Wednesday, October 10, 2012

Bullying can be solved

Bullying is getting a lot of attention these days.  Yet, it isn't any closer to being solved than it was back when I got bullied in school.

Government schools are, of course, the main breeding grounds for bullying.  Even the bullying that goes on elsewhere generally has its roots in those abusive institutions of indoctrination and submission.  In the government schools, the bullies and the victims learn their roles and hone them.  They each play a part that they can't seem to break out of.  Some people keep playing these roles their whole lives.  That's awful!

As I have pointed out in several online comments, you can't end bullying by punishing the victims when they finally strike back.  No, the victims need to be encouraged to fight back, and as long as their actions are truly in self-defense (and it isn't hard to determine, if you are honest about it), there must be no punishment whatsoever.  I'm not a fan of punishment, anyway, feeling that the "market approach" works better even here.
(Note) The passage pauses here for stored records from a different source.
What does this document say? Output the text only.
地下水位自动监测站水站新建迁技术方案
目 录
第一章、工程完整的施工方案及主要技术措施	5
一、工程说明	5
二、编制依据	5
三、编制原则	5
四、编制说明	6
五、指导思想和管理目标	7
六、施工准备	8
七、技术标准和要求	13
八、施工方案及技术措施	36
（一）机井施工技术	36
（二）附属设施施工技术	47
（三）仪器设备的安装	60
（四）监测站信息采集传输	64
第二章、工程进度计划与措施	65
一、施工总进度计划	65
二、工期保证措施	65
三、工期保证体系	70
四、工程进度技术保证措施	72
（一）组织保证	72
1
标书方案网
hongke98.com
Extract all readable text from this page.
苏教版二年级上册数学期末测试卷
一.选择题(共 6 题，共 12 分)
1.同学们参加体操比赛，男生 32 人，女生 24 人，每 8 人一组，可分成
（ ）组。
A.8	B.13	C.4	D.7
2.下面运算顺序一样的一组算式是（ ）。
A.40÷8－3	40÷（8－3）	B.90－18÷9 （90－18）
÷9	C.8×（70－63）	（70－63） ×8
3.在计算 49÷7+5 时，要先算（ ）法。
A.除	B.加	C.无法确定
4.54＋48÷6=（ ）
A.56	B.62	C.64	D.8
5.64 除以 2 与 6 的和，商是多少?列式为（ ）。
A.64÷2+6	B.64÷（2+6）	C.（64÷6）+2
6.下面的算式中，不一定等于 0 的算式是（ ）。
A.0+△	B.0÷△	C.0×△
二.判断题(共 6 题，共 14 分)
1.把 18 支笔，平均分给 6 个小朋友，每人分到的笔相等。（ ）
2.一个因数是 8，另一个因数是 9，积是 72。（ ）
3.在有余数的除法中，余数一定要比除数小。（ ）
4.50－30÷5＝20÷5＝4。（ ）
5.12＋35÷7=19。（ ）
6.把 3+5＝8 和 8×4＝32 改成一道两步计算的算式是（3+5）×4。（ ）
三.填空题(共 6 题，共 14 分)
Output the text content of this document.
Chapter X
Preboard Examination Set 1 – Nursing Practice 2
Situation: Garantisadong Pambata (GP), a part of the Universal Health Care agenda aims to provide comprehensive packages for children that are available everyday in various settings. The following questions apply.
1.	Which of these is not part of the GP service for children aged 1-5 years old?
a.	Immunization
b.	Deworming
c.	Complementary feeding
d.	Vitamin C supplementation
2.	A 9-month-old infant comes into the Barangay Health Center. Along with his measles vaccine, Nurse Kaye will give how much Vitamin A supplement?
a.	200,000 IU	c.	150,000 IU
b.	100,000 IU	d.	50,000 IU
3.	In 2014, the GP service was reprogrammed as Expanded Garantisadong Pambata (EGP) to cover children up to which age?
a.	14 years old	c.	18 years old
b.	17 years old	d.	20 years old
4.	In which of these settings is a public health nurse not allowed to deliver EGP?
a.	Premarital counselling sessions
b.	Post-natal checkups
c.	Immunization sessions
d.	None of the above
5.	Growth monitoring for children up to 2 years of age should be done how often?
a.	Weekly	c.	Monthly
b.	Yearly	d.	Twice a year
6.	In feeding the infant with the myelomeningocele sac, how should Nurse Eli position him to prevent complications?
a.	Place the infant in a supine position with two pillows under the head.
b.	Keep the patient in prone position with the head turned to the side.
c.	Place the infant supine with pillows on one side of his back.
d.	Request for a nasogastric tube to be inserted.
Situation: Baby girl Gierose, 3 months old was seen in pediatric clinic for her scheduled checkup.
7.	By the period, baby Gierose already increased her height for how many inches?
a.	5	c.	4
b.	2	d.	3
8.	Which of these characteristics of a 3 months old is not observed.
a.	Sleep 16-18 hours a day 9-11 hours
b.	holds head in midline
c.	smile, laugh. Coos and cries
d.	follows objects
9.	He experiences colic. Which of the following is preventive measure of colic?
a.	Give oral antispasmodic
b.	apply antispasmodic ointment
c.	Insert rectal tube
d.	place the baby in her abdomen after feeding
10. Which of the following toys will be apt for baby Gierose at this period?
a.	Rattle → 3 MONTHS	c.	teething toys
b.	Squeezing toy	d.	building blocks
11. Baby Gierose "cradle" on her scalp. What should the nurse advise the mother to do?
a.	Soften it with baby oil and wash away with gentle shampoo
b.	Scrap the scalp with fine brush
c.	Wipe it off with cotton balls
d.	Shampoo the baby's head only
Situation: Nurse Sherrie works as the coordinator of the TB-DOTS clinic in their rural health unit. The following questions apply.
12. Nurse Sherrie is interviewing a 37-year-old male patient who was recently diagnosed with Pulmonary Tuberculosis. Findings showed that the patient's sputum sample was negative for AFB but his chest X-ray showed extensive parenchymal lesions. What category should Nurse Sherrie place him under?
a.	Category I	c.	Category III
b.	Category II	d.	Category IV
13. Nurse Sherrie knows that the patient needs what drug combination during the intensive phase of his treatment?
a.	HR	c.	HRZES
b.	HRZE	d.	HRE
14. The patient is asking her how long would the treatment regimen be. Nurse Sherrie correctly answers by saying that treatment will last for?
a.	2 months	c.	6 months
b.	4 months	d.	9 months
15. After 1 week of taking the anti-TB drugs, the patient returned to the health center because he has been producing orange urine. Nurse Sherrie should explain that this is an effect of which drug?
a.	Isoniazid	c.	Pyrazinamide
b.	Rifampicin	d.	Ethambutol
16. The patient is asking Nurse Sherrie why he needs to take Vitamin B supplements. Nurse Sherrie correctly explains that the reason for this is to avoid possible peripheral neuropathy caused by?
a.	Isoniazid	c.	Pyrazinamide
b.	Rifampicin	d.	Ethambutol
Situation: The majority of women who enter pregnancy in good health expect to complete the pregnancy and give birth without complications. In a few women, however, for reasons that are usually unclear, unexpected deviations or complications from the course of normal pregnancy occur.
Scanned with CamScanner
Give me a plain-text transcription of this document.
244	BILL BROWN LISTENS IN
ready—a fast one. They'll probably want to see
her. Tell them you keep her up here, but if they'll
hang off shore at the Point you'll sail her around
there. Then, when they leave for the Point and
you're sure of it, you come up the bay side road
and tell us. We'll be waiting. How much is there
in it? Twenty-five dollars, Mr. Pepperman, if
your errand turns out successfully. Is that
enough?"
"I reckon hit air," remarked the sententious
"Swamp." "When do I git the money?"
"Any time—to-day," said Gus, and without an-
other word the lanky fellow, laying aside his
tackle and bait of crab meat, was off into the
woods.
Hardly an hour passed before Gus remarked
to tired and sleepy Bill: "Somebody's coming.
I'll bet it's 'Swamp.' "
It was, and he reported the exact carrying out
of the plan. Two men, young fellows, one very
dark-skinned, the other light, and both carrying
Instead, "solutions" are suggested that make the problem worse.  The main "solution" for bullying that is touted by the touchy-feelie crowd is to run tell an "authority".  In other words, an even bigger bully.  There is no responsibility here.  It comes down to "my bully is bigger than you are".  Nothing is solved; nothing is learned- other than helplessness and dependency.  Not a good choice.

And then people are surprised when this doesn't solve anything.

You are the only person who will always be present when you are attacked.  It doesn't matter if you have a big bully who can come to your aid- he will not always be there, and he may not always have your best interest at heart anyway.

You.  Whether you are bullied or not- whether you overcome the bullies or not, it is up to you.  It is a choice you will make.  To bully or not.  To let the bullies continue to bully you or not.

In high school I had one tormentor who could never just let me pass.  He hadn't actually touched me, although he did threaten to frequently.  I dreaded seeing him.  I was a peaceful person- a little odd, perhaps- but I had no desire to fight back.  I thought it was wrong.  I thought I could just keep ignoring him and maybe he'd grow tired and leave me alone.

Then one day circumstances were different.

I had had a bad day.  I can't remember particularly what had gone wrong, if anything.  I was leaving the school and the tormentor started his routine.  But this time, for some reason, I had no inhibitions about dealing with him.  I dropped my books on the ground, wheeled around, grabbed him by the collar, lifted his feet off the ground, and shook him like a rag doll.  I told him that if he ever said that to me again I would kill him.  And, at that moment, I was serious.

(Now, he hadn't initiated force.  I was probably wrong to touch him at this point.  I accept my failure.)

I set him down, turned around, picked up my books, and continued on my way.  Behind me I could hear him daring me to come back and fight him.  I felt no need.

He never said another nasty thing to me.  He never came back for revenge.  He was polite to me from that day forward.  Years later a mutual friend told me that this guy had told him how much he respected me for not turning around and fighting him.

I didn't ever have any more problems with any bullies after that.  Did word get around, or did I no longer behave like a victim?  I don't know.

(Years before this incident I had tried to fight back against a group of bullies who were initiating force and stealing from me, and the outcome was vastly different- I was punished,along with the bullies, because I fought back.  I wonder, did those "authorities" who punished me for that first scuffle cause me to put up with more years of torment?  Probably.  Punishing the victims of bullying for fighting back is evil.)

This may or may not be related, but...

It was around the time of my successful bully encounter- probably a year or so later- that I stopped having any nightmares, too.  I had a dream where a guy had broken into the house to kill me and my sisters, and I beat the intruder to death with a baseball bat.  Quite a mess.

For a few months after that a bad dream would start while I slept, but would stop being bad because I would kill the monster/attacker and turn the dream around.  Then the nightmares just faded away, and I haven't had any dreams like that in decades.

I don't know what changed inside me.  But I do know that standing up to the bully was the first change- and it was not a mainly internal change.  The internal change came after.

I do believe that standing up to bullies, whoever they may be, is the right way to solve bullying.  In the long run, it will probably help the bullies just as much as it will help the bullied.  It must be miserable being trapped in that role.